The Big Sleep, Out of the Past, Key Largo, The Maltese Falcon, White Heat, On the Waterfront, Chinatown or The Godfather. Flash ahead to L.A Confidential, Basic Instinct, Se7en, Devil in a Blue Dress, The Usual Suspects, Black Dahlia or Public Enemies. Mention them and you could almost hear the slow, distant saxophone solo in concert with a solitary piano keeping pace with the brushes lightly kissing the drums. Before the age of 15, he was listening to Frank Sinatra, Duke Ellington, Billie Holiday and Count Basie.
The idea for Black Leather Apron began one spring when he went to Louie’s Book Store to get a book called “The Complete History of Jack the Ripper”. He had an Idea, woven around that infamous serial killer and a tribute to the genre he loved. He didn’t like that the Ripper was never caught and he was going to catch him. The guy who would do it was John Talion.
An ex-cop who fell on hard times but was about to show how far he would go in pursuit of evil. Phil studied the actual 1888 crimes in nauseating written and photographic detail. The book took him back through the gruesome murder scenes, terror and pure evil that engulfed White Chapel. He read it cover to cover to get angry enough to come after the Ripper in print. The book felt evil and he would periodically have to put it down to cleanse his soul before he started again, lest it would become a part of him. Then he just started writing, from the heart.
The locations in 1888 White Chapel looked strangely like an area of Baltimore called Fells Point. You could drive up Charles Street to the Washington Monument and Walters Art Galley area and down to Fells Point and the alley ways and by ways matched almost perfectly the deserted streets where Mary Nichols, Annie Chapman, Elizabeth Stride, Catherine Eddowes, Mary Kelly and Emma Smith were gutted, butchered and disemboweled.
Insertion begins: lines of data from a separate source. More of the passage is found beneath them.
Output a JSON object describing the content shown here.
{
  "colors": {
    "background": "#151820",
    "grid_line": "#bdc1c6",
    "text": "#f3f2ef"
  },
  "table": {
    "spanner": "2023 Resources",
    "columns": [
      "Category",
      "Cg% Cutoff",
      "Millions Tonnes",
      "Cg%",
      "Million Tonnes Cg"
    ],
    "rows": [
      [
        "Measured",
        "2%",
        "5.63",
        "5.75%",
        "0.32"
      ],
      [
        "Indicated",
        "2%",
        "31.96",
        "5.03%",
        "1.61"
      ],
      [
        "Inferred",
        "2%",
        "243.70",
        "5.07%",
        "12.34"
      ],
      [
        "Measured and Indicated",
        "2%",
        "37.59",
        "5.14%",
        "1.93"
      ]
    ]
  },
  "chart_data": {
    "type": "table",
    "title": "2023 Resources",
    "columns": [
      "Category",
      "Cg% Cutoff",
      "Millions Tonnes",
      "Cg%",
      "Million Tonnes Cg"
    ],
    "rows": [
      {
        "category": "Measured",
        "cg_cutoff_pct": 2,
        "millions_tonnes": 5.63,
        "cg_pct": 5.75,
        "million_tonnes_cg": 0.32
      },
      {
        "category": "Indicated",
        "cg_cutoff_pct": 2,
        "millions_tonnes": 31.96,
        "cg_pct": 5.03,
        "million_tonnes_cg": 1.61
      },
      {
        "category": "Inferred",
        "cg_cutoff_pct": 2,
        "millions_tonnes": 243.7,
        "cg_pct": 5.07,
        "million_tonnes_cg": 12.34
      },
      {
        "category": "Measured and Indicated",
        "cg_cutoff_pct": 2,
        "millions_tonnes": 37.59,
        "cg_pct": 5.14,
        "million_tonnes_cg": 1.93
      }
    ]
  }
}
He walked these alleys at night until he found the perfect replicas, scene for scene. He would stay after work and be the only person on the 3rd floor with a few cubicles still lit. He would write and if he needed to, drift out to see the locations, make notes and take photos. It felt like what was needed to catch the Ripper. As he wrote, the story just flowed out of him. He wrote a story with characters that he believed in delivering the justice these women deserved.